Contexte et objectif de la mesure
Une procédure antidumping a été ouverte le 19 décembre 2025 à la suite d’une plainte déposée par des producteurs européens. La Commission estime qu’il existe des indices de dumping susceptibles de causer un préjudice à l’industrie de l’Union.
L’enregistrement des importations vise à préserver la possibilité d’imposer ultérieurement des droits avec effet rétroactif si les conclusions de l’enquête le justifient.
Produit concerné
- Alcool benzylique (phénylméthanol, benzèneméthanol, phénylcarbinol, hydroxytoluène)
- Numéro CAS : 100-51-6
- Numéro CUS : 0011660-9
- Code NC : 2906 21 00 (indicatif)
Fonctionnement de l’enregistrement
Les autorités douanières des États membres doivent enregistrer les importations du produit concerné.

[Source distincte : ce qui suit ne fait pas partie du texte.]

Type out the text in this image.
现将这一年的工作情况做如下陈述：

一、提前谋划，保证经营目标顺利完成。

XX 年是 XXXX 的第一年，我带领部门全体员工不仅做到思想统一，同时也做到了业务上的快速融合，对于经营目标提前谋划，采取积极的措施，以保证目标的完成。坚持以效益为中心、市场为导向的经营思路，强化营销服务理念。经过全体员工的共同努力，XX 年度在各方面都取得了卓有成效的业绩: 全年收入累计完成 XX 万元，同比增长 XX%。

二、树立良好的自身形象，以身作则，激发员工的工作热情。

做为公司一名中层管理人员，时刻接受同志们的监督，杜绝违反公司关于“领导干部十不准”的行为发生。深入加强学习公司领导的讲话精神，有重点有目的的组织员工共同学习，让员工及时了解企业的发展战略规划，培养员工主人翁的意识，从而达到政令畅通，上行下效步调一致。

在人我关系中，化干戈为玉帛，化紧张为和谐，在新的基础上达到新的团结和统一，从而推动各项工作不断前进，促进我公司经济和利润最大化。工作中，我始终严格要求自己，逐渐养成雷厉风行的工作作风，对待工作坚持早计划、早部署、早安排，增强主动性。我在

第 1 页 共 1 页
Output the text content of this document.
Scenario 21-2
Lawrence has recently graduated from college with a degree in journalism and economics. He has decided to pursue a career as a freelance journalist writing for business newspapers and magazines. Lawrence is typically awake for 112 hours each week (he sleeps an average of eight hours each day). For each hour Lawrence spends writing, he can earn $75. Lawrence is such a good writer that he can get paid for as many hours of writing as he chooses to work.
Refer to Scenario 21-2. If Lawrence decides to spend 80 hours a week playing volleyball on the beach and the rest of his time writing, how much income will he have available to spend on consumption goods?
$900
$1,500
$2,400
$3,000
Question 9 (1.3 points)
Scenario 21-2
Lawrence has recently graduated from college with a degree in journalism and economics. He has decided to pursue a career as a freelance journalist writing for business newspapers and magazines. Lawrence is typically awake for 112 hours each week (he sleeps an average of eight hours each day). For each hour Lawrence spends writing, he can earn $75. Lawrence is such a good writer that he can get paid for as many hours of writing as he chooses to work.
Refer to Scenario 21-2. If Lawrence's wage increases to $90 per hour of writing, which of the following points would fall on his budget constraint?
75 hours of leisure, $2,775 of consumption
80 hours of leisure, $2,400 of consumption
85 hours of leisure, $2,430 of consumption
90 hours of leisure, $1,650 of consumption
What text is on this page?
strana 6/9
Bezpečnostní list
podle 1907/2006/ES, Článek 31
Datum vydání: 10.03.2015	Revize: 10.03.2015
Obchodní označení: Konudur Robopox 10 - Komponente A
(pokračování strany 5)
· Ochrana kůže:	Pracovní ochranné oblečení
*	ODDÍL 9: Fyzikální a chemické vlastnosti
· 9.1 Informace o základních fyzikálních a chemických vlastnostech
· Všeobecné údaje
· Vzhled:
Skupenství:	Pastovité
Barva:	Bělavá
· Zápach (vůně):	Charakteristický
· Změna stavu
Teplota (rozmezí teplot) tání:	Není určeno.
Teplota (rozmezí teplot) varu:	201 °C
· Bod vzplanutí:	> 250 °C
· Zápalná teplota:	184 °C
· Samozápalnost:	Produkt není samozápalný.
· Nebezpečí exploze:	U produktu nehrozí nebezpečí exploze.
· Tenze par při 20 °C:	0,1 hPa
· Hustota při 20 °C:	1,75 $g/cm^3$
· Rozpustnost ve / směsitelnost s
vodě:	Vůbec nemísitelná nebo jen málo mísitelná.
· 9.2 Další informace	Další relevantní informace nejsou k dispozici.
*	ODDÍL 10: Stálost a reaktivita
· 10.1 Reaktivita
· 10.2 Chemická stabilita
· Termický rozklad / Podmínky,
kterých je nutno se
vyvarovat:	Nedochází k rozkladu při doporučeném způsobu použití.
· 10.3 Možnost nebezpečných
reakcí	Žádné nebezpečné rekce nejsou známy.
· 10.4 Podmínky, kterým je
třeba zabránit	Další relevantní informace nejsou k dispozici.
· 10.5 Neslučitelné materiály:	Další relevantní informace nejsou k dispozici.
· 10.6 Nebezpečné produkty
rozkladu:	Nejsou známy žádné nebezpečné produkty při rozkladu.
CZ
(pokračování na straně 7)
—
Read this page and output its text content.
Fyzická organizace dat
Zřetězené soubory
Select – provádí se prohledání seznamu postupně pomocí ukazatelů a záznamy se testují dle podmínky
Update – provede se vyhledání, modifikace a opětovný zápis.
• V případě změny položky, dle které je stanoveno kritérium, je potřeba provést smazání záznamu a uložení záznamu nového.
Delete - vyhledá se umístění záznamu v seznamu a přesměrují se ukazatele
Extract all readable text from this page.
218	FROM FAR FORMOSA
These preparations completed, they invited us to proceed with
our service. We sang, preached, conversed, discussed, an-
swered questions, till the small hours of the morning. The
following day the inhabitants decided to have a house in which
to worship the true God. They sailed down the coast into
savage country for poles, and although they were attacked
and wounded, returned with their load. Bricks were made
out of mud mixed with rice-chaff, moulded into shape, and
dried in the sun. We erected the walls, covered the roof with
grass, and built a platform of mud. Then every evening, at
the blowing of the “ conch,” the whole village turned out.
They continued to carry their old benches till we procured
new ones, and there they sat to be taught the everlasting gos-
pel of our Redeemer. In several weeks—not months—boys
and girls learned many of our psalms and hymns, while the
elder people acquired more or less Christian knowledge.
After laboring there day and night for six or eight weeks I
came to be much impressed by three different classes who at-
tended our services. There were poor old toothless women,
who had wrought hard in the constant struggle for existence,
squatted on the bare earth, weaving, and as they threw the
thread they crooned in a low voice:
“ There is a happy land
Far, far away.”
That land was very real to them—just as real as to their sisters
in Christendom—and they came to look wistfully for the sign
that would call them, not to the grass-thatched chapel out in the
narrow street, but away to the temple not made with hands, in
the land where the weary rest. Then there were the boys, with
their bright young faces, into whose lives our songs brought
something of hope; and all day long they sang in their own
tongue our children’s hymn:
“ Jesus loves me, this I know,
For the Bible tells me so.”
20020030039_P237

Si des droits antidumping définitifs sont institués, ceux-ci pourront être perçus rétroactivement sur les marchandises enregistrées.
L’enregistrement prend fin neuf mois après l’entrée en vigueur du règlement.
Éléments financiers en jeu
La plainte évoque une marge de dumping de 79 %, avec un niveau d’élimination du préjudice estimé entre 25 % et 55 %. À ce stade, aucun montant définitif n’est fixé, mais le risque financier pour les importateurs est réel.
Impact pour les opérateurs
Les importateurs doivent :
- Vérifier la correcte classification sous le code NC 2906 21 00
- Sécuriser l’origine des marchandises
- Tracer les volumes importés pendant la période d’enregistrement
- Anticiper un risque de droits rétroactifs
Synthèse opérationnelle
L’enregistrement des importations d’alcool benzylique chinois constitue une étape clé de la procédure antidumping. Les déclarants doivent immédiatement identifier les flux concernés et intégrer un risque budgétaire potentiel, lié à une possible perception rétroactive de droits à l’issue de l’enquête.